As Nenya pointed out in her picture post, yesterday was Mr. Gregory Peck's 101st birthday.

Since Guns of Navarone, we have watched Keys of the Kingdom where 28-year-old GP is a Catholic priest who goes to China and basically fails to convert anyone who wasn't already Christian and spends half his time hanging out with the Methodists, but does woobie well. He does this thing where he's just decent to everyone and respects them, and therefore is liked, even though he himself thinks he's terrible. It's extremely attractive. There is no fic.

We rewatched Roman Holiday which neither of us had seen in ages (and Nenya possibly not with subtitles), which is not my favourite GP role, but does have a lot of Audrey Hepburn being stunning, so there is that. Also not usually huge on size kink, but I'm pretty sure he could cup his hands around her waist, and gives good hugs.
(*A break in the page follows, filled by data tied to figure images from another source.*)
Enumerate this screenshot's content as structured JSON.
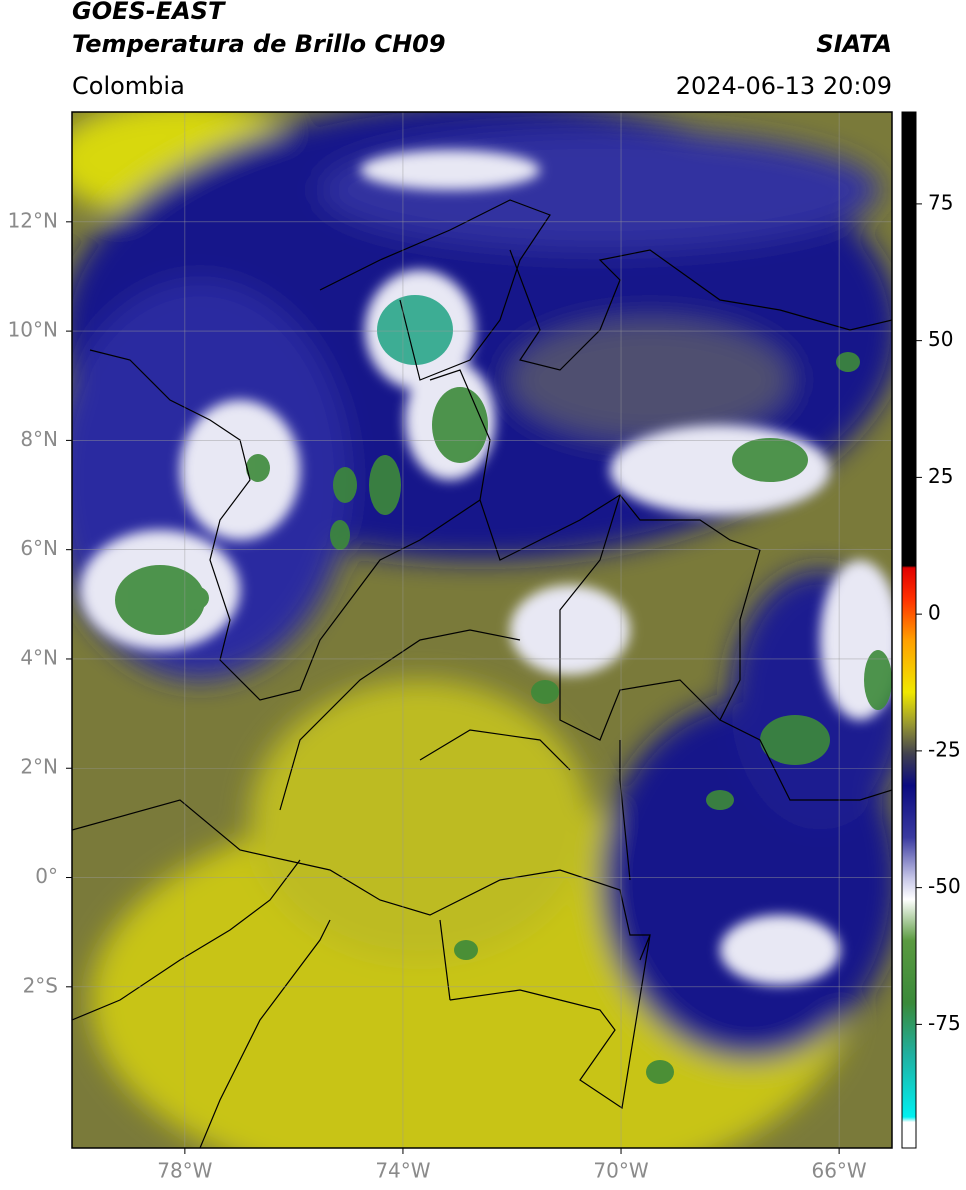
{
  "header": {
    "title": "GOES-EAST",
    "subtitle": "Temperatura de Brillo CH09",
    "source": "SIATA",
    "region": "Colombia",
    "datetime": "2024-06-13 20:09"
  },
  "map": {
    "xlim": [
      -80.07,
      -65.03
    ],
    "ylim": [
      -4.95,
      14.01
    ],
    "xticks": [
      {
        "value": -78,
        "label": "78°W"
      },
      {
        "value": -74,
        "label": "74°W"
      },
      {
        "value": -70,
        "label": "70°W"
      },
      {
        "value": -66,
        "label": "66°W"
      }
    ],
    "yticks": [
      {
        "value": 12,
        "label": "12°N"
      },
      {
        "value": 10,
        "label": "10°N"
      },
      {
        "value": 8,
        "label": "8°N"
      },
      {
        "value": 6,
        "label": "6°N"
      },
      {
        "value": 4,
        "label": "4°N"
      },
      {
        "value": 2,
        "label": "2°N"
      },
      {
        "value": 0,
        "label": "0°"
      },
      {
        "value": -2,
        "label": "2°S"
      }
    ]
  },
  "colorbar": {
    "lim": [
      -97.6,
      91.8
    ],
    "ticks": [
      75,
      50,
      25,
      0,
      -25,
      -50,
      -75
    ]
  }
}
Plus he spends the last ten minutes trying not to cry and not doing very well at that, so decent woobie. There's a handful of fic, but nothing notable.

I watched his first movie Days of Glory which was fascinating for being a middle-budget Hollywood war propaganda movie that was fervently pro-Soviet (hey, remember when we were all on the same side?) It's worth copying the first few lines of the opening narration here for a flavour of it. (Plus I spent like six hours last night coding subtitles so that Nenya could watch a few scenes, so I have it to hand!)
Here is the true story, which could have happened in any land, of a little group of free people who lived and loved and fought to drive the invaders from their native soil. One of the countless thousands of those guerrilla bands who from secret hiding places in the swamps and in the great forest lived days of imperishable glory. Their leader had been left behind by the army especially to organise them: Vladimir (as played by Mr. Gregory Peck, distinguished star of the New York stage).

Anyway, GP plays an engineer who became a partisan and has angst about his life now being just destroying things. Tamara Toumanova plays a ballerina who got stuck behind enemy lines on a USO (or whatever the Russian USO was) tour gone wrong. The dialogue is cheesy as hell, but the romance has good chemistry, and it's hard to remain uncharmed by something so deeply earnest (though GP says, "There is an old saying, 'bullets spare those who are in love,'" and promptly gets run over by a flaming tank, which was hard not to find unintentionally humorous). There is no fic.